ROM 8:1 There is therefore now no condemnation for those who are in Christ Jesus.

 

ROM 8:2 For the law of the Spirit of life in Christ Jesus has set you free from the law of sin and of death.

 

The scene in Simon the Leper's house in Bethany just a few days before the crucifixion.

 

The disciples: Just a few years ago some of them were listening to John the Baptist in the wilderness like a flock of scattered helpless sheep. Neither man nor angel was able to comfort them; but since they had found Jesus, their humbled souls were like a sparrow who had found a house, and the swallow a nest, where they may drop their weary wings.

 

Yet among them we find Judas, the son of perdition. He is never in his own eyes a helpless sinner; he never thirsted for God and never had his affections on the things above. He is here because he is ambitious. In Jesus he sees a power to establish a new kingdom, but only of the earthly kind in which he hopes to have a powerful position.

 

Who is the master of the house? His name is Simon and his surname is Leper. He keeps this surname despite the fact that he has been healed by Jesus. He has been healed from a horrible disease that no earthly physician could heal him from. He keeps his name to honor his Lord.

 

The man sitting next to Jesus is Lazarus. Not many days ago he lay dead in a tomb. Lazarus come forth! Now he is relaxing next to Jesus having escaped the prison of a tomb.

 

Mary, Lazarus' sister, who wept over his death and found herself fully disappointed that Jesus did not come to heal him approaches Jesus, deeply affected by gratitude, veneration, and love.
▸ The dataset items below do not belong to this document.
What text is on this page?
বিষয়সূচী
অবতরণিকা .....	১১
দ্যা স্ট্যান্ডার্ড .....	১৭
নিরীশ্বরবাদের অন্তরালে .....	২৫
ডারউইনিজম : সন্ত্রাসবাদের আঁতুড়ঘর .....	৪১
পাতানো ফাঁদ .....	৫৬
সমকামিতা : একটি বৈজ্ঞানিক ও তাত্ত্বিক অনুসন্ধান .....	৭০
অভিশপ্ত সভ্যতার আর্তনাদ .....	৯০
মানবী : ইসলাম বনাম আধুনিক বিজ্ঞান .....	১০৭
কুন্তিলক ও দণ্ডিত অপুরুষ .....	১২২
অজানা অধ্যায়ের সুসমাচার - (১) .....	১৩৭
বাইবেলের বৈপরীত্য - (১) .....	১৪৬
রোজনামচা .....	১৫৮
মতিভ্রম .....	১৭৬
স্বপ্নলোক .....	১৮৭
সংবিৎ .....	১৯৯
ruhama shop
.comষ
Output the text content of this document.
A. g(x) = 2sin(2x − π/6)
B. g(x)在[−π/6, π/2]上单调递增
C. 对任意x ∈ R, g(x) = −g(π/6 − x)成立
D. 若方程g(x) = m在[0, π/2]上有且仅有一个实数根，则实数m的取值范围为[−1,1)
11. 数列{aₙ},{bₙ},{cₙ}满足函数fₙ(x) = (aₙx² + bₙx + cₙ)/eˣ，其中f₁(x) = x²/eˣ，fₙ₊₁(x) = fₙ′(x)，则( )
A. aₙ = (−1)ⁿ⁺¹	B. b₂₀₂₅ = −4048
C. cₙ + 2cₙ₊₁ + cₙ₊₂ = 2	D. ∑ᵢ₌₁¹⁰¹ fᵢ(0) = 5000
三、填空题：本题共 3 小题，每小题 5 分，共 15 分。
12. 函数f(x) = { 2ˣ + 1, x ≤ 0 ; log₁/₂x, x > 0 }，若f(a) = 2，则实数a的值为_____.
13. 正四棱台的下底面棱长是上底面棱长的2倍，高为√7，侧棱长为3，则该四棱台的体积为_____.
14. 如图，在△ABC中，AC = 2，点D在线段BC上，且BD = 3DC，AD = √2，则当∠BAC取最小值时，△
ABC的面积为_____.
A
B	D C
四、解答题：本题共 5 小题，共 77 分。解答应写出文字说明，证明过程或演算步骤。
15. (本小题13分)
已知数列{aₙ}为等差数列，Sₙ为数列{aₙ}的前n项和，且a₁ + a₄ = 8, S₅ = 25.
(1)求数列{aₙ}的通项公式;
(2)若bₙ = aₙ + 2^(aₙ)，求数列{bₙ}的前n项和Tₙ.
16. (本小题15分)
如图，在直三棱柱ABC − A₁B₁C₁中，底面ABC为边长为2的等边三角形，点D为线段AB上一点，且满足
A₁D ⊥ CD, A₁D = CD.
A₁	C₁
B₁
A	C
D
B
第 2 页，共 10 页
She feels impelled to display to Him her inmost soul once more, and to manifest her reverential and devout attachment to Him. She breaks the seal of an extremely costly alabaster bottle of perfume and anoints His head and feet. The whole house is filled with the fragrance of the ointment. We may imagine that all of heaven was filled with it and inhaled with delight by the holy angels. Mary wipes His feet with her hair. She wishes to cling to Him as ivy to a tree.

 

While angels rejoice, Judas complains that the ointment could have been sold and the money given to the poor. What Jesus was about to do for the poor was infinitely more valuable, yet Judas cares nothing for that. He has been stealing from the money bag, thinking he was preparing to strengthen his position in Jesus' earthly kingdom.

 

Mary shows so much devotion and love and reverence. Judas shows nothing but contempt. Jesus commands that Mary be left alone and that what she did was divinely good. "The poor you have with you always, but you don't always have Me."

 

Where in all the world can we meet with a contrast so striking, so appalling, and beyond measure dreadful, as is here presented to us in Mary's tender and affectionate act, and the horrible procedure of this unhappy son of perdition?

 

As we approach the cross in this ritual given to us, who do we most identify with? As we learn the word of God month to month and we return to this table, we more approach the affections of Mary and draw closer to the One who delivered us. We see more how horrible is the old Adamic nature, which Judas fully displayed in all its terrible darkness on that night.

 

1 Cor 11:23-26

 For I received from the Lord that which I also delivered to you, that the Lord Jesus in the night in which He was betrayed took bread; 24 and when He had given thanks, He broke it, and said, "This is My body, which is for you; do this in remembrance of Me."  25 In the same way He took the cup also, after supper, saying, "This cup is the new covenant in My blood; do this, as often as you drink it, in remembrance of Me."  26 For as often as you eat this bread and drink the cup, you proclaim the Lord's death until He comes.